ECLI:NL:RBZWB:2025:5755

Rechtbank Zeeland-West-Brabant

Datum uitspraak
25 augustus 2025
Publicatiedatum
25 augustus 2025
Zaaknummer
BRE 24/1595
Instantie
Rechtbank Zeeland-West-Brabant
Type
Uitspraak
Procedures
  • Eerste aanleg - enkelvoudig
Vindplaatsen
  • Rechtspraak.nl
AI samenvatting door LexboostAutomatisch gegenereerd

Beoordeling WOZ-waarde en aanslag onroerendezaakbelastingen na compromis tussen belanghebbende en heffingsambtenaar

In deze uitspraak van de Rechtbank Zeeland-West-Brabant, gedateerd 25 augustus 2025, wordt het beroep van de belanghebbende tegen de uitspraak op bezwaar van de heffingsambtenaar van de gemeente Drimmelen beoordeeld. De heffingsambtenaar had de waarde van de onroerende zaak, gelegen aan [adres] te [plaats], vastgesteld op € 437.000 per 1 januari 2022, wat leidde tot een aanslag in de onroerendezaakbelastingen voor het jaar 2023. De belanghebbende had bezwaar gemaakt tegen deze waardevaststelling, maar dit bezwaar werd door de heffingsambtenaar ongegrond verklaard.

Tijdens de zitting op 21 augustus 2025, waar de gemachtigde van de belanghebbende, mr. H. Vloet, en vertegenwoordigers van de heffingsambtenaar aanwezig waren, werd er een compromis bereikt. Partijen kwamen overeen dat de waarde van de woning op de waardepeildatum zou worden vastgesteld op € 424.000. De rechtbank verklaarde het beroep gegrond, wat betekent dat de waardebeschikking en de bijbehorende aanslag OZB verlaagd moesten worden. De heffingsambtenaar werd ook veroordeeld tot betaling van proceskosten aan de belanghebbende, die in totaal € 3.108 bedroegen, evenals de vergoeding van het griffierecht van € 51.
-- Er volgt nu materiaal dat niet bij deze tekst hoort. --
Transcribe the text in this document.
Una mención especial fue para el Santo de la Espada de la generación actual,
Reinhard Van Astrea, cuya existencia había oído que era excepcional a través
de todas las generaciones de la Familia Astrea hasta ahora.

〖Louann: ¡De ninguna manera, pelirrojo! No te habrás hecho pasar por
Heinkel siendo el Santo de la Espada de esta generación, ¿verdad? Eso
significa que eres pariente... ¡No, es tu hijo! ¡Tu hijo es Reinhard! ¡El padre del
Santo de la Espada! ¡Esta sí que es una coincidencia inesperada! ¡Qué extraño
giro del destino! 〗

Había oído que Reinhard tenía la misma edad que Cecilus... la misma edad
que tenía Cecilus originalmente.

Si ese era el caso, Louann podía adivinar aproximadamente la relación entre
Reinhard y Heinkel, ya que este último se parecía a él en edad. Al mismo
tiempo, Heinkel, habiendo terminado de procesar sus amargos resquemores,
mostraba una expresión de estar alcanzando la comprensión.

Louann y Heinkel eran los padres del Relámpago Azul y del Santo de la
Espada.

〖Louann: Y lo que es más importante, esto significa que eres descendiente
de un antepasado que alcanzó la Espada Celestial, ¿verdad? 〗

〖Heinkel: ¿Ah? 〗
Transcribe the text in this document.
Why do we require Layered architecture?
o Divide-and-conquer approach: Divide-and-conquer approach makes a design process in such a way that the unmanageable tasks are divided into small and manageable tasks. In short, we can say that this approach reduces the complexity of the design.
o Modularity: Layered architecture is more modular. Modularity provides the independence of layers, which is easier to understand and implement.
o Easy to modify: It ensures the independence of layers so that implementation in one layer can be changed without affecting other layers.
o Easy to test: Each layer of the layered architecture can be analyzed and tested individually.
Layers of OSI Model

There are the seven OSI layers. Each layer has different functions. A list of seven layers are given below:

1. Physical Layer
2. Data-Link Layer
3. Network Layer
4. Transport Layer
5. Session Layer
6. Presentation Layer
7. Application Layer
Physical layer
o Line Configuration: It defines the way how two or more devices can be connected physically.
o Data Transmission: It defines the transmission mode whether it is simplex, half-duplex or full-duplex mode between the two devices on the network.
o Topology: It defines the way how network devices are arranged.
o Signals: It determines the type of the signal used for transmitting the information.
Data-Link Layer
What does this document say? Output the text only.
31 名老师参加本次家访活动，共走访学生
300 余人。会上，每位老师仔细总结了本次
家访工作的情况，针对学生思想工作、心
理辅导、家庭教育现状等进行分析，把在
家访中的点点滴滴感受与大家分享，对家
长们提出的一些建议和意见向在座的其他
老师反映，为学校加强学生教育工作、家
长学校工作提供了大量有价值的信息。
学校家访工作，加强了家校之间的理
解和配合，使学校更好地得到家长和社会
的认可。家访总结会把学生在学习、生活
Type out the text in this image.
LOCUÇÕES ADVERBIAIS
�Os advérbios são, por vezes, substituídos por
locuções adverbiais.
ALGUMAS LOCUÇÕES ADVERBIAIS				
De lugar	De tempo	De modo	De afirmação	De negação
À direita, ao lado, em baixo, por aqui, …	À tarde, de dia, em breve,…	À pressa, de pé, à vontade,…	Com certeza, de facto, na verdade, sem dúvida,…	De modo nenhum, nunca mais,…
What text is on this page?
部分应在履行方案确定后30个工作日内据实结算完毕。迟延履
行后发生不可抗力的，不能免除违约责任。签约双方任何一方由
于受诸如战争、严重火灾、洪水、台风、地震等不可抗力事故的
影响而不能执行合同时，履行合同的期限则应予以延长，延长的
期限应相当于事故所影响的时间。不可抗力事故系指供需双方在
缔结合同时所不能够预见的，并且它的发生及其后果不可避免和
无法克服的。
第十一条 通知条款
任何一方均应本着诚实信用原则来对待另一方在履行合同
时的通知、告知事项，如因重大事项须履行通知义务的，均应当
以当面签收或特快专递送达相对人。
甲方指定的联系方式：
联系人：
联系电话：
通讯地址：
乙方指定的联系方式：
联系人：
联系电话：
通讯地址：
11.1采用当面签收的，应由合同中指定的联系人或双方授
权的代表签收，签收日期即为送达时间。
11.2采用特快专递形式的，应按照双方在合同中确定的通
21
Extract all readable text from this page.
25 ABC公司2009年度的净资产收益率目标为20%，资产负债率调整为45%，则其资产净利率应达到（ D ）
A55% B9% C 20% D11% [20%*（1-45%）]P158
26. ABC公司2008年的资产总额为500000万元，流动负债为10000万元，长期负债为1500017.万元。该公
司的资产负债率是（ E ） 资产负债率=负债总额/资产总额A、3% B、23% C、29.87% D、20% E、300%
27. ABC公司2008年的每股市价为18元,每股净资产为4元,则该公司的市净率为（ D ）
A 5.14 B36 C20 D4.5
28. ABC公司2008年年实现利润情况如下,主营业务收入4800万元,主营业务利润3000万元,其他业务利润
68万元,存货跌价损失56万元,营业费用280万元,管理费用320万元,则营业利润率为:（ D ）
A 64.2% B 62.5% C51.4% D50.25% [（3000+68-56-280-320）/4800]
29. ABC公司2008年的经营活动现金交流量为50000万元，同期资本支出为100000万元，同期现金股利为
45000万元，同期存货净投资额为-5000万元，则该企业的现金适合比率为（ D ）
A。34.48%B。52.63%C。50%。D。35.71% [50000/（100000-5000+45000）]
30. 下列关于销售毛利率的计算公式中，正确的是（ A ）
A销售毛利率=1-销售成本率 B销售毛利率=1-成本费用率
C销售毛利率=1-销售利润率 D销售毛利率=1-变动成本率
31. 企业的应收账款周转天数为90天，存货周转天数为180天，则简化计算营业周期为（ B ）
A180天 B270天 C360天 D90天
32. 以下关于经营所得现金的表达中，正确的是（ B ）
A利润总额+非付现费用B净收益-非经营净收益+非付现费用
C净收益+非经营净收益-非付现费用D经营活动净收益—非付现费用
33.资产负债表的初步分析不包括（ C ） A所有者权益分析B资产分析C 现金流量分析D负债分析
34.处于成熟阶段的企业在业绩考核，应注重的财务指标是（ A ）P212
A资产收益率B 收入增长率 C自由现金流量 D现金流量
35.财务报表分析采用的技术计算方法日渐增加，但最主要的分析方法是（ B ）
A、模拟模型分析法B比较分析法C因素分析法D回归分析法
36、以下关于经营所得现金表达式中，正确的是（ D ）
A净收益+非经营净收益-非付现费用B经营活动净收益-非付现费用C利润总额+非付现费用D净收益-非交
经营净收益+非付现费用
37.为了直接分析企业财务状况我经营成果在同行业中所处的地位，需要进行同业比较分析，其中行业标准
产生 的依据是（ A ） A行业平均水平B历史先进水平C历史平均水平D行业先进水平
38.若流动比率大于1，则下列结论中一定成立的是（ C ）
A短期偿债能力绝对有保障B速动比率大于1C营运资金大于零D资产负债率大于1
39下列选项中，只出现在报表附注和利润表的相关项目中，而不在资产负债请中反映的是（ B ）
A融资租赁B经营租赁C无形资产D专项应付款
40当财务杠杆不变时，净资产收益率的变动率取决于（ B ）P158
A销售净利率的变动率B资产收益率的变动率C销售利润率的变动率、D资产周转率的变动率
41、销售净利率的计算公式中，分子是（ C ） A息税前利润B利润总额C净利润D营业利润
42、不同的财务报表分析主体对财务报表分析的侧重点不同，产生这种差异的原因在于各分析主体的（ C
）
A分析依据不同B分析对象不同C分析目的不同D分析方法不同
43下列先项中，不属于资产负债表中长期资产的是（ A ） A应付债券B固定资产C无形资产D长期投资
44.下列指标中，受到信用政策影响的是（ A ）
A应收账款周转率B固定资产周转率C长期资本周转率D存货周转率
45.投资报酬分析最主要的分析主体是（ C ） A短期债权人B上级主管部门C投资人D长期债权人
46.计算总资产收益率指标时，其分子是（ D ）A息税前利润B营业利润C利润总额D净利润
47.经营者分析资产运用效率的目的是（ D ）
De rechtbank vernietigde de uitspraak op bezwaar en bepaalde dat de heffingsambtenaar de WOZ-waarde van de woning moest verlagen tot € 424.000. De uitspraak werd openbaar gemaakt en partijen werden geïnformeerd over de mogelijkheid tot hoger beroep, dat binnen zes weken na verzending van de uitspraak kon worden ingesteld.

Uitspraak

RECHTBANK ZEELAND-WEST-BRABANT
Zittingsplaats Breda
Belastingrecht
zaaknummer: BRE 24/1595

uitspraak van de enkelvoudige kamer van 25 augustus 2025 in de zaak tussen

[belanghebbende], uit [plaats], belanghebbende

(gemachtigde: [gemachtigde]),
en

de heffingsambtenaar van de gemeente Drimmelen, de heffingsambtenaar.

Inleiding

1. In deze uitspraak beoordeelt de rechtbank het beroep van belanghebbende tegen de uitspraak op bezwaar van de heffingsambtenaar van 21 december 2023.
1.1.
De heffingsambtenaar heeft de waarde van de onroerende zaak [adres] te [plaats] (de woning) op 1 januari 2022 (de waardepeildatum) vastgesteld op € 437.000. Met deze waardevaststelling is aan belanghebbende ook de aanslag in de onroerendezaakbelastingen van de gemeente Drimmelen voor het jaar 2023 opgelegd (de aanslag OZB).
1.2.
De heffingsambtenaar heeft het bezwaar van belanghebbende ongegrond verklaard.
1.3.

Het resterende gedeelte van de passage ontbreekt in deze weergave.